Rights and responsibilities, care for creation
At age 15, Nick Venner became a plaintiff as one of the so-called “climate kids” suing the United States federal government over global warming. He reflected: “I chose to join the case because it sounded like something I could actually do….It’s hard for legal experts to deny the rights of young people. We are the future. They will be long gone before the long-term effects (of climate change) ever hit them.”

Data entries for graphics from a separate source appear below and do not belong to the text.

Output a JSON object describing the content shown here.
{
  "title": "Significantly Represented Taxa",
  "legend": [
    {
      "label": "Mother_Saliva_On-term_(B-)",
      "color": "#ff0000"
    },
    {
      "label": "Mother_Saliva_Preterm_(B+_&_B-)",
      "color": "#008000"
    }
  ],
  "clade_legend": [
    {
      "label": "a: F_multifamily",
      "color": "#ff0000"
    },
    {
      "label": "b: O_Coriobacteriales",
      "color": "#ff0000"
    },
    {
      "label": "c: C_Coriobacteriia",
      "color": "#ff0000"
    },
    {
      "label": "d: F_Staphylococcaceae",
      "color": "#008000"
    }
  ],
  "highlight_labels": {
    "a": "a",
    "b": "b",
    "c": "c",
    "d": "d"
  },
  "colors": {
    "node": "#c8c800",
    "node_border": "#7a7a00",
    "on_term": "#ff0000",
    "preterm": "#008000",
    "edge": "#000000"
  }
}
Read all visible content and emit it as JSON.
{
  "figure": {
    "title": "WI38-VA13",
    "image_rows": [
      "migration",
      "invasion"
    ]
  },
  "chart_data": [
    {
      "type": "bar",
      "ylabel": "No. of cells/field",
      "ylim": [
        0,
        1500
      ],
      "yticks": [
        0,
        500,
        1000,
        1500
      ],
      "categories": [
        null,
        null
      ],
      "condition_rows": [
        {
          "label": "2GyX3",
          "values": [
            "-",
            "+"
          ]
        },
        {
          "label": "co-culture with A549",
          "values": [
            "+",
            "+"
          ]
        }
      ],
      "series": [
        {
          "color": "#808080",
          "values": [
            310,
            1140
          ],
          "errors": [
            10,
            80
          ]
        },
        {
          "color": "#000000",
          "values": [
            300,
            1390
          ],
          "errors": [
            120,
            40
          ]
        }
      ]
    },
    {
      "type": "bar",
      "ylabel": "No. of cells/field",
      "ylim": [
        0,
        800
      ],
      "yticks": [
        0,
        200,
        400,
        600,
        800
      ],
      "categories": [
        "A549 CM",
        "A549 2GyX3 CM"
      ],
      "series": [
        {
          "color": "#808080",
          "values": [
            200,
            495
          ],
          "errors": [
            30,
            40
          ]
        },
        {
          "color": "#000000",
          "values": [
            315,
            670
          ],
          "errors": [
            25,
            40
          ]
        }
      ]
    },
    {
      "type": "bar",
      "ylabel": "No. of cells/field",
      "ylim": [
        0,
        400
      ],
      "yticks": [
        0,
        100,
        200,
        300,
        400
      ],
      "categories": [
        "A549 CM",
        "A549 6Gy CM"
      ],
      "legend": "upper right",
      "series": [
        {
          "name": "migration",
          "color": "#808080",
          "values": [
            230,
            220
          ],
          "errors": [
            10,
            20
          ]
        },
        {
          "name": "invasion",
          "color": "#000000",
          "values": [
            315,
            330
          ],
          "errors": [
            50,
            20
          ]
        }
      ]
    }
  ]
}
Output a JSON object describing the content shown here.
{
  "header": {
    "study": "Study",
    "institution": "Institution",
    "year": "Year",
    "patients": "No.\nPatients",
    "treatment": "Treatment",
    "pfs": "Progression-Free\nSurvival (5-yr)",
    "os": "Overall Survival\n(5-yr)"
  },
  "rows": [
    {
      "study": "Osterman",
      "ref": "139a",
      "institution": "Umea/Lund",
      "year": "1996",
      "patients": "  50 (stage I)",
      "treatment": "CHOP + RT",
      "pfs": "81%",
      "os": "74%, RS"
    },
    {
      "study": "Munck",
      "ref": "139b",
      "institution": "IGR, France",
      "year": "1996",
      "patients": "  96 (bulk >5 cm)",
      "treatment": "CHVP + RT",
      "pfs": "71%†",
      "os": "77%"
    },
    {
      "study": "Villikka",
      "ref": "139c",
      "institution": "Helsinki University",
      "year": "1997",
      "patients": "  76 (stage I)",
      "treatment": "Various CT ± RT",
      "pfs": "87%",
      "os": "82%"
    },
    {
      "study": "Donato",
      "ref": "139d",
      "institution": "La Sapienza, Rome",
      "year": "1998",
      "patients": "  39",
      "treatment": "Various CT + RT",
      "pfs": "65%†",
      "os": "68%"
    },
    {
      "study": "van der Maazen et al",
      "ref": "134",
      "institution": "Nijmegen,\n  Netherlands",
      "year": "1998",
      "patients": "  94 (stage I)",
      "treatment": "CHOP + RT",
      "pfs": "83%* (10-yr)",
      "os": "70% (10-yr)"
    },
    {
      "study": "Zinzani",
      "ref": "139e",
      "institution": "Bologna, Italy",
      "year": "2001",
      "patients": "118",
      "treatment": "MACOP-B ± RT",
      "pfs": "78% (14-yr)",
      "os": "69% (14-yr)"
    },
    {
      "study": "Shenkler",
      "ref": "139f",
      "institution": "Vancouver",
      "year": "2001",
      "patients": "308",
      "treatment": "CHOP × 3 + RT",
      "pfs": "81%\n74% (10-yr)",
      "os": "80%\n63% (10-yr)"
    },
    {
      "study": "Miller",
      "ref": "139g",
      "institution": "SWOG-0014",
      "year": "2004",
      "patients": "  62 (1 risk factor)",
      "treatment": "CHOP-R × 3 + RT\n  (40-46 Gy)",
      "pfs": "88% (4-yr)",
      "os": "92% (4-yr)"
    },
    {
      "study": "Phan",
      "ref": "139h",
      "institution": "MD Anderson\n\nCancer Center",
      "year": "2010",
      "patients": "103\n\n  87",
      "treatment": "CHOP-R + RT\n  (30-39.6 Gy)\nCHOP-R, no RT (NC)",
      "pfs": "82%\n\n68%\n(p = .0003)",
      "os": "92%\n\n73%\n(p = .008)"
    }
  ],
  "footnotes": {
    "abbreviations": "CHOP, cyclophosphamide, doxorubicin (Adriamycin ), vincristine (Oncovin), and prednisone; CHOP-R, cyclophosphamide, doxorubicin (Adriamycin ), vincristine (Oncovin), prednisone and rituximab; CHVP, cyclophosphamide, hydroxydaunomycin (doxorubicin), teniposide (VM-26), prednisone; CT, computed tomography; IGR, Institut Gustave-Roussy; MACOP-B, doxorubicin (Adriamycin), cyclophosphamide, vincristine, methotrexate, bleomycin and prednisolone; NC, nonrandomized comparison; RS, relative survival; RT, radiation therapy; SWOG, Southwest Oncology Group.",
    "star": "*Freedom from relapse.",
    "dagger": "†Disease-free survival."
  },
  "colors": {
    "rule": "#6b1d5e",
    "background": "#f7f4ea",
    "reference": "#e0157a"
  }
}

Venner and his peers essentially asked themselves this question: “What must I do to make the world a better place for myself and others?” The Catholic social tradition speaks of the correlation of rights and responsibilities, or the inherent relationship between what we believe we are entitled to (in this case, a healthy, safe planet) and what we are obligated to do (namely, work to reverse the effects of climate change). The “climate kids” recognize their responsibility to care for creation and to participate as members, not masters, of a delicate global ecosystem.
Dignity of work
Familiarity with the Catholic social tradition doesn’t mean having all the answers. In fact, the reverse is true: CST helps us to question the easy answers that pass as conventional wisdom. No matter what stage of life or place in the world we find ourselves in, it is always good timing to grow more attentive of the decisions we are making, the questions we need to ask, and the resources near and far that can assist us in the most dignified work of all: nudging this world with our every word and deed closer to the world God created it to be.
A truly good life is the fruit of cultivating the discipline to continue doing what we did instinctively as kids and curious college students: asking real questions that demand answers not just from the head, but from our very hearts and with our bodies. We can take real comfort in the knowledge that we are not alone. Indeed, a whole community of saints and sinners and everyone in between has traveled this road through the living Catholic social tradition — they’ve found it worth doing and left us a record of what they accomplished and what remains yet to do.
Hope to see you on the road. We all need you.